Przygotowujemy się na wojnę. Rosjanie będą nas obrzucali rakietami ile się da. To naprawdę może długo potrwać - mówiła w TVN24 mieszkająca w Kijowie tłumaczka Ołena Szeremet. Po rosyjskich ostrzałach w stolicy występują przerwy w dostawach prądu i wody. Reporter "Superwizjera" Michał Przedlacki mówił, że miejscowości na linii frontu stały się "miastami duchami", a niewielka część ludności, która tam pozostała, mierzy się z wieloma problemami.
Rosjanie stale ostrzeliwują krytyczną infrastrukturę w Ukrainie. W wielu miastach, nawet tych największych, występują w związku z tym problemy z dostawą prądu i bieżącej wody. O sytuacji w Kijowie opowiadała w "Faktach po Faktach" mieszkająca tam tłumaczka Ołena Szeremet.
- Ja w tej chwili prądu nie mam, mam wokół siebie świeczki i jakieś lampki, łączę się przez internet komórkowy, który na szczęście działa. Od godziny 14 nie mamy w domu prądu. Na szczęście działa ogrzewanie i mamy bieżącą wodę. To już jesteśmy szczęściarzami - powiedziała.
Dodała, że "ma to szczęście, że mieszka w centrum". - Mam wokół kawiarnie, restauracje, gdzie mogę naładować baterie telefonu i komputera, ogrzać się i zjeść coś ciepłego - mówiła Szeremet. - Każdy się zastanawia nad tym, ile jeszcze wojna potrwa, ale nikt nie może przewidzieć przyszłości. My się przygotowujemy na długą wojnę na wyczerpanie. Nie wierzymy, żeby to się jakoś nagle, szybko skończyło. Rozumiemy, że Rosjanie będą nas obrzucali rakietami ile się da. To naprawdę może długo potrwać - stwierdziła tłumaczka.

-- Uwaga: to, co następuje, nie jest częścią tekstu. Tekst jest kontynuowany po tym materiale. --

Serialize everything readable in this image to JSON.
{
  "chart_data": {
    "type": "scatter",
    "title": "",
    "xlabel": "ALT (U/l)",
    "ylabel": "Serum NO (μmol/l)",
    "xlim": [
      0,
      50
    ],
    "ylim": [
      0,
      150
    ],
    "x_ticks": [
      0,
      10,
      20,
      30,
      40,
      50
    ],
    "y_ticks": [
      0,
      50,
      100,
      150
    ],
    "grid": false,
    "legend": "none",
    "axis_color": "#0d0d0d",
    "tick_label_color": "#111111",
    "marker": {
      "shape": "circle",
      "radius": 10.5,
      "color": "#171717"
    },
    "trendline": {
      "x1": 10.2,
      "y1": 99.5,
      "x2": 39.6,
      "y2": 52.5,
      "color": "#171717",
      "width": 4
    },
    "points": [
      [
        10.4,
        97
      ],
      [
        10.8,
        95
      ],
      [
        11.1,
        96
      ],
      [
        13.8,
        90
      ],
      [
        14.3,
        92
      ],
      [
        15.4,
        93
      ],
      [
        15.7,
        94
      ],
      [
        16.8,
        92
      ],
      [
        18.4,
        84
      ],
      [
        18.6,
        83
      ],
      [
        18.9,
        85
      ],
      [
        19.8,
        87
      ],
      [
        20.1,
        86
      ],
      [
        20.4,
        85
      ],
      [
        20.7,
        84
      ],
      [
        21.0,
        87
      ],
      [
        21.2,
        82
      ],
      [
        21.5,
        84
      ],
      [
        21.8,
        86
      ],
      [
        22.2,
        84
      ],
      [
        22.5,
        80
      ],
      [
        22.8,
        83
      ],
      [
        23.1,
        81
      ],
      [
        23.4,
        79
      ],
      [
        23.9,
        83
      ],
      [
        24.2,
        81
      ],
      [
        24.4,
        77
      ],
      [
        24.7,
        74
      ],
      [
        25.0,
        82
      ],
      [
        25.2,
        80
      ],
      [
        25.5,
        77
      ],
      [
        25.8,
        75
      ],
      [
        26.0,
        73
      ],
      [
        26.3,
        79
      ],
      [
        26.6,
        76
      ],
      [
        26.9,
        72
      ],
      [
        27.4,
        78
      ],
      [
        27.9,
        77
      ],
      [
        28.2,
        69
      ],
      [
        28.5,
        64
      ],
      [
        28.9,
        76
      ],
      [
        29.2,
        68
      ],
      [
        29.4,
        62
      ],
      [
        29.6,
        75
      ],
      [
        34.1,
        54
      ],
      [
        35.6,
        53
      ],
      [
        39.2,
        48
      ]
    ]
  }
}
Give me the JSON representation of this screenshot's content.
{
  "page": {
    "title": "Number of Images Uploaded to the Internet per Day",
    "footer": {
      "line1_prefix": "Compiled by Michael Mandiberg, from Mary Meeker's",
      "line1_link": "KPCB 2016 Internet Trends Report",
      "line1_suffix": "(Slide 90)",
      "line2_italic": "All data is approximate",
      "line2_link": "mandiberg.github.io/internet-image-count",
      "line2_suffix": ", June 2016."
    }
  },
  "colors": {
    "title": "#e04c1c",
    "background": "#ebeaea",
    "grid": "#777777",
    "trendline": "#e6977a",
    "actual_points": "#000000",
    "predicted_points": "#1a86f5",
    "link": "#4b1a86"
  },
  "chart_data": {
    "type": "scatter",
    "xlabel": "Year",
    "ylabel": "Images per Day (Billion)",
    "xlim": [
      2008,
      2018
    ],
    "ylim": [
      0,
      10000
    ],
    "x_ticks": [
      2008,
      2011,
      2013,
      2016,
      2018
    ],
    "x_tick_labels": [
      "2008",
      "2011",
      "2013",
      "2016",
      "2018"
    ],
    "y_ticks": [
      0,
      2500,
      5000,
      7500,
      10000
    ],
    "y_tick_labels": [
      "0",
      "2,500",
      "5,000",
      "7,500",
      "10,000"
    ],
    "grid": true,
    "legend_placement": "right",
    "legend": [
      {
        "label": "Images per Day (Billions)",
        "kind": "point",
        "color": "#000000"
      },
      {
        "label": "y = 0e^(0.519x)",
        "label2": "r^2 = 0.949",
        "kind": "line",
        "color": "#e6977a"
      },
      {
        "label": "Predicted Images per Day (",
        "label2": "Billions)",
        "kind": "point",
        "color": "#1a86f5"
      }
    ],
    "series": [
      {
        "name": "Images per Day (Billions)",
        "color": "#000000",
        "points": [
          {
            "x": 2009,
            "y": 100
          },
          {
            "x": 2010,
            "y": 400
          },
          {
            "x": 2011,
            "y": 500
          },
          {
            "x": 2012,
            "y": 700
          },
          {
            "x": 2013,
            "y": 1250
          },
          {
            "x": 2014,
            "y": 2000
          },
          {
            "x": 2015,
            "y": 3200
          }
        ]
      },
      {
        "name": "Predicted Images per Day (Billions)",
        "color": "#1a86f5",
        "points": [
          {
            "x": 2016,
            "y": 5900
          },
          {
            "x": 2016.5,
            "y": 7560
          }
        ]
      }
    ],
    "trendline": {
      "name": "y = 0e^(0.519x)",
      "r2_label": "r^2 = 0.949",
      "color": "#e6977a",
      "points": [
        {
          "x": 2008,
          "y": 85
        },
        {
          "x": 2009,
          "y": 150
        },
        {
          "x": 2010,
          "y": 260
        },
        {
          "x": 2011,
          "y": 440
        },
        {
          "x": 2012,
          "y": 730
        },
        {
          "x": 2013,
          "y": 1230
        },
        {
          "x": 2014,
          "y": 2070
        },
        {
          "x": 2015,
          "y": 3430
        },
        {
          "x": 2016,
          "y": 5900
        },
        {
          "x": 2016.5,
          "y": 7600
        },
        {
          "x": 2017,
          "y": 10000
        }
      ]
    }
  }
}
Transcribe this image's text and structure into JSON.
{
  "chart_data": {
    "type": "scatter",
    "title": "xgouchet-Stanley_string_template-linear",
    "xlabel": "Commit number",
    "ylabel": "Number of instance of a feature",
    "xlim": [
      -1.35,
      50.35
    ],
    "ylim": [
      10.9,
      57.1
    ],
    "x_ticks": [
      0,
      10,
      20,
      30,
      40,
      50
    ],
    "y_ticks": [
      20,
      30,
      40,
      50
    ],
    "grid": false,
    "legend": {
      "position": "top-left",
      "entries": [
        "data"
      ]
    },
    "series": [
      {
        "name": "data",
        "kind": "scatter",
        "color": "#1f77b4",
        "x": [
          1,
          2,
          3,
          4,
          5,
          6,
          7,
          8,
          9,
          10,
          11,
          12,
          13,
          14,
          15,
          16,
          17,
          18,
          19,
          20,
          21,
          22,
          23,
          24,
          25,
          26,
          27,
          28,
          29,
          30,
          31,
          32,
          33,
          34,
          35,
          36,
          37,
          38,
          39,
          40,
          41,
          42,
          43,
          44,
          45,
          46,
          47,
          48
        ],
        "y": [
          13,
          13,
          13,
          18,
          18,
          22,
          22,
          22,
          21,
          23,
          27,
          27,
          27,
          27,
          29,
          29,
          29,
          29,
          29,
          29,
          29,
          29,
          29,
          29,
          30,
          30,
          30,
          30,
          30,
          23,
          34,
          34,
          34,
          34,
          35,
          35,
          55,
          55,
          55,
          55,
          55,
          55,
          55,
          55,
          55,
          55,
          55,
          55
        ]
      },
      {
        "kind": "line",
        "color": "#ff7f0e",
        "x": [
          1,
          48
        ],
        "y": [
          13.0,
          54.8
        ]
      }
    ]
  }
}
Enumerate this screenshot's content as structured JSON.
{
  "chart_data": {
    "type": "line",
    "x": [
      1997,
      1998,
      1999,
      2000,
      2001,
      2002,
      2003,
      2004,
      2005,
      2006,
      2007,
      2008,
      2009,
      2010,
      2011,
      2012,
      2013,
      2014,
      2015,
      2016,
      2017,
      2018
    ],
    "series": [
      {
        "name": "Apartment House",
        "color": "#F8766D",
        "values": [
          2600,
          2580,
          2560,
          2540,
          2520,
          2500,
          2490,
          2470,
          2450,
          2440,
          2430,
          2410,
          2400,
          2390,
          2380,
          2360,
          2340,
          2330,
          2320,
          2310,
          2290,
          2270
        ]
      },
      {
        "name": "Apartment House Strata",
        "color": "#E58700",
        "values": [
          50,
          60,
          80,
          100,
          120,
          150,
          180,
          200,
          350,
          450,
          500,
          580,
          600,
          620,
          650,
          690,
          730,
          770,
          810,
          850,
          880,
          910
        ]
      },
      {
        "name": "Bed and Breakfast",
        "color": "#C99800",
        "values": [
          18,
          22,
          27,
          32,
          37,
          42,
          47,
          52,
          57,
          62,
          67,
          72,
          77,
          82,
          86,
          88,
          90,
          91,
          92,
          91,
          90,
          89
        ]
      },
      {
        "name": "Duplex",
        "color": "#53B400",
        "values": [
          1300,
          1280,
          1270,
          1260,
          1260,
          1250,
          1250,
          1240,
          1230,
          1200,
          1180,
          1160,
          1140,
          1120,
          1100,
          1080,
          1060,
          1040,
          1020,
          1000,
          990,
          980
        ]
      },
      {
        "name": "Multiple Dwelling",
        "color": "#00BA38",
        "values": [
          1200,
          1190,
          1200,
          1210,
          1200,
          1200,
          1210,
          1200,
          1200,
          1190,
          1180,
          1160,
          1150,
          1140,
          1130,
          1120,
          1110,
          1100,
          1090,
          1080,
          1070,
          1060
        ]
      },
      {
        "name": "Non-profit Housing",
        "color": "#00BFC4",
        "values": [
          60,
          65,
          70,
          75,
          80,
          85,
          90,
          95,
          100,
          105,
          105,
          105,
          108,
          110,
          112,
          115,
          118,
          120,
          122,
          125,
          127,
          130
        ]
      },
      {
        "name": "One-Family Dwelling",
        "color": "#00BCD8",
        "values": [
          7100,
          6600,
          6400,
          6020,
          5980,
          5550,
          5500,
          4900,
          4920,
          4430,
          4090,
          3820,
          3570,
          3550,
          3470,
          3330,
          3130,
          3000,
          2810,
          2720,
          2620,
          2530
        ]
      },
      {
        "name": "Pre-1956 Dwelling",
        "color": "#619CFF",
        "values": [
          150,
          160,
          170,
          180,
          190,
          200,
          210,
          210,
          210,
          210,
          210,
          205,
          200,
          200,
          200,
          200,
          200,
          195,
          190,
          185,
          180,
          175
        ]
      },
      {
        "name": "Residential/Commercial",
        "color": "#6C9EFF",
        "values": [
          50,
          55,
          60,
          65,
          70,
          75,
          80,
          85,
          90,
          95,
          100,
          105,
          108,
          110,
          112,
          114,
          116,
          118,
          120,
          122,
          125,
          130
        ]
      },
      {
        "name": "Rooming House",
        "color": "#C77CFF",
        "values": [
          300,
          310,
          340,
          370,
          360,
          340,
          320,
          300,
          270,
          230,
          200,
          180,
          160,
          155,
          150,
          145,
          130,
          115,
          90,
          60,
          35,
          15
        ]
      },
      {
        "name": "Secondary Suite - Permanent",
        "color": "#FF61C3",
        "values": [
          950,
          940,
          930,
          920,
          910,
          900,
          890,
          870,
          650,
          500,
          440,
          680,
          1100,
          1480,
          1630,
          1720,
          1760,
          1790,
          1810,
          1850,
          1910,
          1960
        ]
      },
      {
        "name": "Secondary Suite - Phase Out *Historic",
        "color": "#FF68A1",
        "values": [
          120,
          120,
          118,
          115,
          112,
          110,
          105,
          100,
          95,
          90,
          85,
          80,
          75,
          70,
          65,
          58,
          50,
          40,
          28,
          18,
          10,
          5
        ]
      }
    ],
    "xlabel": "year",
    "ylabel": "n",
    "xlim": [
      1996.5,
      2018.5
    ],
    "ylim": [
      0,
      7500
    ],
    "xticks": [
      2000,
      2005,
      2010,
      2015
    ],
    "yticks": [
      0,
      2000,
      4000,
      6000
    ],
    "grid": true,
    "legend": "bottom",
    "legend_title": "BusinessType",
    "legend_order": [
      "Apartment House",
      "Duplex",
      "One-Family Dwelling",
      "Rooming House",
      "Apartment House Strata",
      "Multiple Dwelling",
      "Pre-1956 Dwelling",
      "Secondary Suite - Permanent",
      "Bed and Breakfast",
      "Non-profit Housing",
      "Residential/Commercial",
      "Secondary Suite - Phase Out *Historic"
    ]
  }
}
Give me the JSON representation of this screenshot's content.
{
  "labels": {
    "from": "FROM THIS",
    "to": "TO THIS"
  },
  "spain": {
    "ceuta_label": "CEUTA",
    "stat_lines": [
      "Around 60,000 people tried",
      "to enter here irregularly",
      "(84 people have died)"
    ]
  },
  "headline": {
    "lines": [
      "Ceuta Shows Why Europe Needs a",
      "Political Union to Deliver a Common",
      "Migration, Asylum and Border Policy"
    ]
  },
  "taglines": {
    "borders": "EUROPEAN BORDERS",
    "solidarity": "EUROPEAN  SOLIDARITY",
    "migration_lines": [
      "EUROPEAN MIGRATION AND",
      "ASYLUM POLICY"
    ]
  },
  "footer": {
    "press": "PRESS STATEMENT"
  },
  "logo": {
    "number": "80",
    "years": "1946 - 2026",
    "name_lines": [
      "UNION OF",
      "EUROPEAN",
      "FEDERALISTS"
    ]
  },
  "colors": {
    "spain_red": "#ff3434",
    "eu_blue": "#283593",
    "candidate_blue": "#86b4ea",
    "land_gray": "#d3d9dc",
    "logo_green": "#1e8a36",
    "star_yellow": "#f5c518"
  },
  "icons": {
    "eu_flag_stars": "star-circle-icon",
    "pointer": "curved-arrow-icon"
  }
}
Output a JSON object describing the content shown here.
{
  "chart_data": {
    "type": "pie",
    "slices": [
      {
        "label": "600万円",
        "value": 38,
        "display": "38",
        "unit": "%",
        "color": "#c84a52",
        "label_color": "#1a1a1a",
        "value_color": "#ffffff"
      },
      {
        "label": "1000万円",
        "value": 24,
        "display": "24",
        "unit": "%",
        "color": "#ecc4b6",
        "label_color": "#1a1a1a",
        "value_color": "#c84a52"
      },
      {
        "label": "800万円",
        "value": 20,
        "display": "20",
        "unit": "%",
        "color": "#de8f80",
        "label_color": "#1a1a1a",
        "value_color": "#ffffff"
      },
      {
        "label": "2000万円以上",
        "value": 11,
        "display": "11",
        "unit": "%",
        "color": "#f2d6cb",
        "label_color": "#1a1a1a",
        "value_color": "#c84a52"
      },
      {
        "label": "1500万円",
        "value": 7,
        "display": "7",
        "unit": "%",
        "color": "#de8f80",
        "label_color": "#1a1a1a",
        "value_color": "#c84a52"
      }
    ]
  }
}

Przedlacki o "miastach duchach" na linii frontu
Gościem "Faktów po Faktach" był też Michał Przedlacki, reporter "Superwizjera", autor nagradzanych reportaży z Ukrainy.
- Wróciłem z Ukrainy dwa dni temu. Wracałem z frontu pod obwodem ługańskim, wcześniej pracowałem na froncie na południu kraju - powiedział.
Przyznał, że Kijów jest "miejscem newralgicznym" ze względu na to, że jest stolicą i z uwagi na liczbę mieszkańców.
- Te miasta i miasteczka, które stały się linią frontu - Bachmut, Siewiersk, Nowopawlikwa - gdzie pozostała może jedna szósta, jedna ósma, czy jedna dziesiąta przedwojennej populacji, to są takie miasta duchy. Jednak tam nadal żyją ludzie. Od miesięcy bez gazu, bez bieżącej wody, bez prądu. Dokumentowałem życie takich osób, pokażemy to w "Superwizjerze" - zapowiedział.
Przedlacki: wojna zapukała do drzwi ludzi bez względu na ich miejsce zamieszkania
Dziennikarz stwierdził, że "pewnym niezamierzonym przez Moskwę skutkiem jest to, że wspólne cierpienie, wielki trud zimy, zbliża ludzi".
- Mieliśmy do czynienia z walkami głównie na wschodzie i południu kraju. Ukraina jest dużym państwem i im dalej się od tych bezpośrednich działań wojennych odsuwa, tym to życie stawało się normalniejsze, spokojniejsze. Nagle wojna zapukała do drzwi ludzi bez względu na ich miejsce zamieszkania - wyjaśnił.